Joining the Detroit conference was an Iroquois delegation headed by Joseph Brant (or Thayendanegea), a war leader of the Mohawks, one of the Six Nations of the Iroquois Confederacy. Brant was a minor war chief when the war began, but his ability to speak English and his connections with British officials made him prominent in British eyes. When Brant traveled to London in 1775 to discuss Mohawk land grievances, Lord George Germain, the colonial secretary, vaguely promised him that if the Iroquois supported the Crown during the war, native land grievances would be redressed after the rebellion had been suppressed. Brant returned home and encouraged the Iroquois, who lived mostly in upstate New York, to enter the war as British allies. Four tribes of the Six Nations eventually did so.

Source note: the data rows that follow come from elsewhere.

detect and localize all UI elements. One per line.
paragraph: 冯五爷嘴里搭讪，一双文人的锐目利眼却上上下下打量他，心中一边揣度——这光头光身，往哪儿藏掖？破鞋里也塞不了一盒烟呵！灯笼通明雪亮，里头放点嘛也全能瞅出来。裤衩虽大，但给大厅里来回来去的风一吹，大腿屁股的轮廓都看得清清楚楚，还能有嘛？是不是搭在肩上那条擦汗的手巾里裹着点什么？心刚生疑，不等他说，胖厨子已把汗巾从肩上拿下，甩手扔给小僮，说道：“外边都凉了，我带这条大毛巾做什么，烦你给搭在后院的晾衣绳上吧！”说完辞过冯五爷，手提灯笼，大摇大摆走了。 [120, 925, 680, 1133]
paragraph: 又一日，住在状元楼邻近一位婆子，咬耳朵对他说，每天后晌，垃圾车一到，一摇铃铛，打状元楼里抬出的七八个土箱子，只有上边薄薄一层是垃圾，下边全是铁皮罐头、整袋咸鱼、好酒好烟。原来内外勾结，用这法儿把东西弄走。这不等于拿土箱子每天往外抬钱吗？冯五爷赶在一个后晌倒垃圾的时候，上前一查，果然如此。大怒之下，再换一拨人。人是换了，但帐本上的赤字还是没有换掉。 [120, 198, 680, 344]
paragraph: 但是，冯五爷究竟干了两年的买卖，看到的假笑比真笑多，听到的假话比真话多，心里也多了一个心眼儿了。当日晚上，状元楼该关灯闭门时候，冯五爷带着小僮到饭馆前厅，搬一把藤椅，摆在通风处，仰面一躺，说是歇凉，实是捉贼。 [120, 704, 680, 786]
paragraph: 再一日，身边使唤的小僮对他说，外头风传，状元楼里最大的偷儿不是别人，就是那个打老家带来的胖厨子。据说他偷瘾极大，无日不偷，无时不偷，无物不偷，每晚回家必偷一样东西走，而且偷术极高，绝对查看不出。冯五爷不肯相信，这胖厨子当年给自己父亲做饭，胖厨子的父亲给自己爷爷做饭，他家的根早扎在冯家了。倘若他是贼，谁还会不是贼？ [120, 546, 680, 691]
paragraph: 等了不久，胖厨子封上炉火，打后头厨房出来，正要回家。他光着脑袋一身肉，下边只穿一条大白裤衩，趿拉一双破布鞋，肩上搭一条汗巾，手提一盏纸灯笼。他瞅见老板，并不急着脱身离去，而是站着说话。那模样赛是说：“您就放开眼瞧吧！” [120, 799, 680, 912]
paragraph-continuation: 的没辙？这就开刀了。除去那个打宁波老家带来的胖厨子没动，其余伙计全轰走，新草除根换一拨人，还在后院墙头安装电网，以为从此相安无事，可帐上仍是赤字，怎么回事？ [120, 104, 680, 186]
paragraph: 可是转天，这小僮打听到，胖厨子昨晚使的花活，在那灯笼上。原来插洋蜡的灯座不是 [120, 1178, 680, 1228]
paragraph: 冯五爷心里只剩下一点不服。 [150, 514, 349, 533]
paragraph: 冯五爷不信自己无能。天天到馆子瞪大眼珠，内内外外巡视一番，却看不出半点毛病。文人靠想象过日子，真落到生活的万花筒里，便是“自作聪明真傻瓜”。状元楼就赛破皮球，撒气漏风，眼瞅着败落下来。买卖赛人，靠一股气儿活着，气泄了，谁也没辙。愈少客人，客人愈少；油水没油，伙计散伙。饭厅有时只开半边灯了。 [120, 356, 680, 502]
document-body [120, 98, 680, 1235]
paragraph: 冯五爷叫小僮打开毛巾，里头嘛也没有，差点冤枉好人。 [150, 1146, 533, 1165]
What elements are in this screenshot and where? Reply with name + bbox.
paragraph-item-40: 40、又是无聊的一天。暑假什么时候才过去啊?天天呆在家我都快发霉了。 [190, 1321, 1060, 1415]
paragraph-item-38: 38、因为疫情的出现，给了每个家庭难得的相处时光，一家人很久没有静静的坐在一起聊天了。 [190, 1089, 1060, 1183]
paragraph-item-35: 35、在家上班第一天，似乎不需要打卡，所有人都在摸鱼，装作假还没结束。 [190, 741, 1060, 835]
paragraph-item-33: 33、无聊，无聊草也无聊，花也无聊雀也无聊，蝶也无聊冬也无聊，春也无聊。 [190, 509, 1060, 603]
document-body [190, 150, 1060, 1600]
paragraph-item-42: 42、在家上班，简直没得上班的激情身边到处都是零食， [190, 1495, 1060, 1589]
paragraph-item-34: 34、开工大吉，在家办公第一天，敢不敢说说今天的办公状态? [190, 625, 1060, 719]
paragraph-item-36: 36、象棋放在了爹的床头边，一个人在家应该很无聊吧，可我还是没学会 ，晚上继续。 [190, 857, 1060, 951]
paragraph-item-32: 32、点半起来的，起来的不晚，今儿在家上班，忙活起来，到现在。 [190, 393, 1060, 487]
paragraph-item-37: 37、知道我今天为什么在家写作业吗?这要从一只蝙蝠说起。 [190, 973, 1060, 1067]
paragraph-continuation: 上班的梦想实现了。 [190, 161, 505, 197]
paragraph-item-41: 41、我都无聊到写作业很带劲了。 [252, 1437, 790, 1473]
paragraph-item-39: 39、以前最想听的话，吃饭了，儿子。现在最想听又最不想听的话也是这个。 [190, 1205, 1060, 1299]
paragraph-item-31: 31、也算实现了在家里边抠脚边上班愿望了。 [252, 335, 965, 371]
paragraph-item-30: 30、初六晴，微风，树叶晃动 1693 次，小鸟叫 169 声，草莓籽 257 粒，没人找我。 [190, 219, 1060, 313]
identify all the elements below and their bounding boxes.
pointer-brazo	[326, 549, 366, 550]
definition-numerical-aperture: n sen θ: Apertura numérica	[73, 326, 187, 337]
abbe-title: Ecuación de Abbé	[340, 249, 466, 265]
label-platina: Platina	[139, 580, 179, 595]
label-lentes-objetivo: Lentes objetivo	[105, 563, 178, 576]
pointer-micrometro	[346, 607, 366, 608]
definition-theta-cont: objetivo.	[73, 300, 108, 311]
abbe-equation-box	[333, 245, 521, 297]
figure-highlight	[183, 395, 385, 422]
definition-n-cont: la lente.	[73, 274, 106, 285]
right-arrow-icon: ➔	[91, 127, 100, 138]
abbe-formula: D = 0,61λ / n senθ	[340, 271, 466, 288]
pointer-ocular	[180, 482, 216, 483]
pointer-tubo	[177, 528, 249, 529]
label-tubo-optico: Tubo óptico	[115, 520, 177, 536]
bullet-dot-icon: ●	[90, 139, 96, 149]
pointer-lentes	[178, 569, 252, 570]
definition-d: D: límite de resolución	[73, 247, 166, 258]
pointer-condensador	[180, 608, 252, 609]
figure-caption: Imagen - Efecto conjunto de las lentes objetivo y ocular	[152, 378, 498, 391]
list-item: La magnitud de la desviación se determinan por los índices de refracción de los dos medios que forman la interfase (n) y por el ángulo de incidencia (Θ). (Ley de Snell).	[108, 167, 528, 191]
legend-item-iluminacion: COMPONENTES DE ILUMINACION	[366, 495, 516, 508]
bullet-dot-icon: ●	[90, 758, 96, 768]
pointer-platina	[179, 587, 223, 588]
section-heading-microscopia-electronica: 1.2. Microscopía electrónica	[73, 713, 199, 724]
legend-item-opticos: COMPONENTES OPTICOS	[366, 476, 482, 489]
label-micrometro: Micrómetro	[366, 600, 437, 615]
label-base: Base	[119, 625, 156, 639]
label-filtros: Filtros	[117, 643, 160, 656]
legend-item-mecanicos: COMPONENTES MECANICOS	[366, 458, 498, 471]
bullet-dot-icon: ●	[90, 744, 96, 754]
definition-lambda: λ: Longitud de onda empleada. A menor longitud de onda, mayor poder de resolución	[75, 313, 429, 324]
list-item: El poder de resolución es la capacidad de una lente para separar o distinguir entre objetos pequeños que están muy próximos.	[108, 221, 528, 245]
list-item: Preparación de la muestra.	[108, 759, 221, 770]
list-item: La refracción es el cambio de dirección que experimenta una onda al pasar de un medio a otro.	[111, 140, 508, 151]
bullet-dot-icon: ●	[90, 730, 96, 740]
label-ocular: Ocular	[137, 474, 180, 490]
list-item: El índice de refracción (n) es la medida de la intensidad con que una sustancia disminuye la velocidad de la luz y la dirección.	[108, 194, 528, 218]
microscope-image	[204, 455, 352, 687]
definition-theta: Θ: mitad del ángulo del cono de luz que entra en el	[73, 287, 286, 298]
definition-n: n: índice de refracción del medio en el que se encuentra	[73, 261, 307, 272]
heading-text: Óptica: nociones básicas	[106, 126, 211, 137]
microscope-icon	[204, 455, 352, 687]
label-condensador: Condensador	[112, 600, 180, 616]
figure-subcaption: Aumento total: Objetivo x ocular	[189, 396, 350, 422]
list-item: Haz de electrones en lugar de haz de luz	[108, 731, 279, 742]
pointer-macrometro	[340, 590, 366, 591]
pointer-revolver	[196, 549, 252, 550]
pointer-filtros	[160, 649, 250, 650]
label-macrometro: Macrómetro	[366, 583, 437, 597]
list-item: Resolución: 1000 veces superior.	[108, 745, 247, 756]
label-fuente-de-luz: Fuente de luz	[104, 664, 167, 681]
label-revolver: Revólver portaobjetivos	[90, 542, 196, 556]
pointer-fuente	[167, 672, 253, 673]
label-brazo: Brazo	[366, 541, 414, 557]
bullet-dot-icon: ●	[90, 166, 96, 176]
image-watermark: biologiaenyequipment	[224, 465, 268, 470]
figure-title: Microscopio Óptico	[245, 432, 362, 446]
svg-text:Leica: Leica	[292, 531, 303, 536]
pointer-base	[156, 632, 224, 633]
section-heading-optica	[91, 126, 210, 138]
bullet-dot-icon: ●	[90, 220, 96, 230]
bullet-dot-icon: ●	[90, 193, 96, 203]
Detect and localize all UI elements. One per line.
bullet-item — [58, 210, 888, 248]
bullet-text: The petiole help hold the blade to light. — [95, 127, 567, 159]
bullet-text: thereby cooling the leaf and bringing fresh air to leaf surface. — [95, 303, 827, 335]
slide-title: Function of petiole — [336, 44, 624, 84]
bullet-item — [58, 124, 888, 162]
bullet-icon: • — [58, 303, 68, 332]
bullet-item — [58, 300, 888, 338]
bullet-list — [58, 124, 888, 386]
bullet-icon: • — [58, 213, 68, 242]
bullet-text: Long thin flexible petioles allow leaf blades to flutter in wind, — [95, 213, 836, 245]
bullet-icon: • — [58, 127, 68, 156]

Brant became a skilled partisan commander during the war, initially leading about 100 men known as "Brant's Volunteers". Because the traditional Iroquois leaders regarded Brant as an upstart who was too closely connected to the British, most his Volunteers were white Loyalists. Brant gained additional native followers during the war and was perhaps the only Indian to be commissioned as a British captain, but he was not, as has sometimes been claimed, the head war chief of the Iroquois. Brant took part in a joint British-Indian invasion of New York in 1777, which for the British ended in a disastrous surrender at Saratoga. Afterwards, he led numerous frontier raids, both before and after the massive American invasion of 1779, which left the Iroquois lands devastated.

In April 1781, with the New York frontier in ruins, the British transferred Brant to Detroit. The official reason for the move was that Brant was needed to help rally Indian support to counter Clark's anticipated campaign. An apparent unofficial cause was that Brant, who was usually a moderate drinker, had been transferred after getting into a drunken fistfight with an Indian Department officer at Fort Niagara. Although the "Western Indians" of the Ohio Country and Detroit region had strained relations with the Iroquois, they cautiously welcomed Brant's help.

At the Detroit council, DePeyster encouraged the Indians to unite and to send a force to oppose Clark's expedition. In May 1781, Indian leaders and Indian Department officials began to gather warriors at the Wyandot town of Upper Sandusky for this purpose. In mid-August, Brant and George Girty, Simon's brother, headed south to the Ohio River with about 90 Iroquois, Shawnee, and Wyandot warriors, as well as a few white men, while McKee and Simon Girty continued to collect reinforcements.